Member of Lok Sabha
- In office 2009–2014
- Succeeded by: Harinder Singh Khalsa
- Constituency: Fatehgarh Sahib
- In office 2004–2009
- Constituency: Ropar

Member of Rajya Sabha
- In office 1998–2004

Personal details
- Born: 7 November 1932 Ludhiana, Punjab, British India
- Died: 6 September 2019 (aged 86) Khanna, Punjab, India
- Party: Indian National Congress
- Other party: Shiromani Akali Dal
- Spouse: Surjit Kaur
- Children: 6

= Sukhdev Singh Libra =

Indian politician (1932–2019)

Sukhdev Singh Libra (7 November 1932 – 6 September 2019) was an Indian politician and Member of Parliament.

==Early life==
He was born on 7 November 1932 in a Ramdasia family to Sardar Kartar Singh and Chand Kaur at Libra village, Khanna, Punjab.

==Politics==
In 1985 he became a member of the Legislative Assembly Punjab and Member of Rajya Sabha in 1998.

In 2004, he became member of the 14th Lok Sabha from Ropar Constituency.

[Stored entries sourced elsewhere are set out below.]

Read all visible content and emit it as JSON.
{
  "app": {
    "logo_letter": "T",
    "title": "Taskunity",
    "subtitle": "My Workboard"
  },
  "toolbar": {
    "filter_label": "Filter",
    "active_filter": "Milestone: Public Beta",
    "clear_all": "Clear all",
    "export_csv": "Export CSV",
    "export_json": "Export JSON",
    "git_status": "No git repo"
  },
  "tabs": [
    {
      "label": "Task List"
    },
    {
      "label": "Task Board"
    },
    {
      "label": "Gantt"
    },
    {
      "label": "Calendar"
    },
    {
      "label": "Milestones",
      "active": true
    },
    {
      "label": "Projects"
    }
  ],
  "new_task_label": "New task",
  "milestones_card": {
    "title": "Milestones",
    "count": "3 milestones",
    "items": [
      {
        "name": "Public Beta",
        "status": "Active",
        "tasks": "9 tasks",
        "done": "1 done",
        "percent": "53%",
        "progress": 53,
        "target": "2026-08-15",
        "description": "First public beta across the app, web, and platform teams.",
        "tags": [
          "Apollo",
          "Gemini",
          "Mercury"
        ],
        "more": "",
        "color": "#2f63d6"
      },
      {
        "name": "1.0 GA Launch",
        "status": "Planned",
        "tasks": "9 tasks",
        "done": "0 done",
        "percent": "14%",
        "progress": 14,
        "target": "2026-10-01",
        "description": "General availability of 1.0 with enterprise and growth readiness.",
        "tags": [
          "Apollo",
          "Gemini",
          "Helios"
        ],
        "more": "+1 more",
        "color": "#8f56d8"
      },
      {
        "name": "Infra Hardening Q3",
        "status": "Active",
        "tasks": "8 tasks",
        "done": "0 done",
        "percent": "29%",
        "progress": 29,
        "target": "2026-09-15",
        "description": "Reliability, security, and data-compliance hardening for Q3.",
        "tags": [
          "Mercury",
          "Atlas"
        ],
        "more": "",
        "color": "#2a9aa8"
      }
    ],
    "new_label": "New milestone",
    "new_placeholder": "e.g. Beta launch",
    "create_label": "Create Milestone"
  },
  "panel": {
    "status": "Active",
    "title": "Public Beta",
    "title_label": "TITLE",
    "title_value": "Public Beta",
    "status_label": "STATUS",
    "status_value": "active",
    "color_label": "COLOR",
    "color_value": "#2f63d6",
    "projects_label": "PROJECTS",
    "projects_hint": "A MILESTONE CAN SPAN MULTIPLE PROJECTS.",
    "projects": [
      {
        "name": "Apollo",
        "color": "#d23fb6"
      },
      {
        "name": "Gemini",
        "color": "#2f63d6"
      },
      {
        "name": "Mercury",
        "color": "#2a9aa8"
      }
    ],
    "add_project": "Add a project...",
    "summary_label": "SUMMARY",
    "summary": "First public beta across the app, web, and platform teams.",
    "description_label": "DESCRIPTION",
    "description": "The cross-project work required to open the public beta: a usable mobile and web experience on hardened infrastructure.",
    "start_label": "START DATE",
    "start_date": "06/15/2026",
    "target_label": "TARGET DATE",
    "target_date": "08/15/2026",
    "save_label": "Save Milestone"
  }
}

In 2008, he represented the Fatehgarh Sahib constituency.

He also served as chairman of Scheduled Castes Welfare Corporation (Punjab), member of Shiromani Gurudwara Prabandhak Committee (SGPC) and Board Gurdwara Sahib Sach Khand Shri Abchal Nagar Hazur Sahib Nanded, Maharashtra.

He died due to prolonged illness at his ancestral village in Khanna.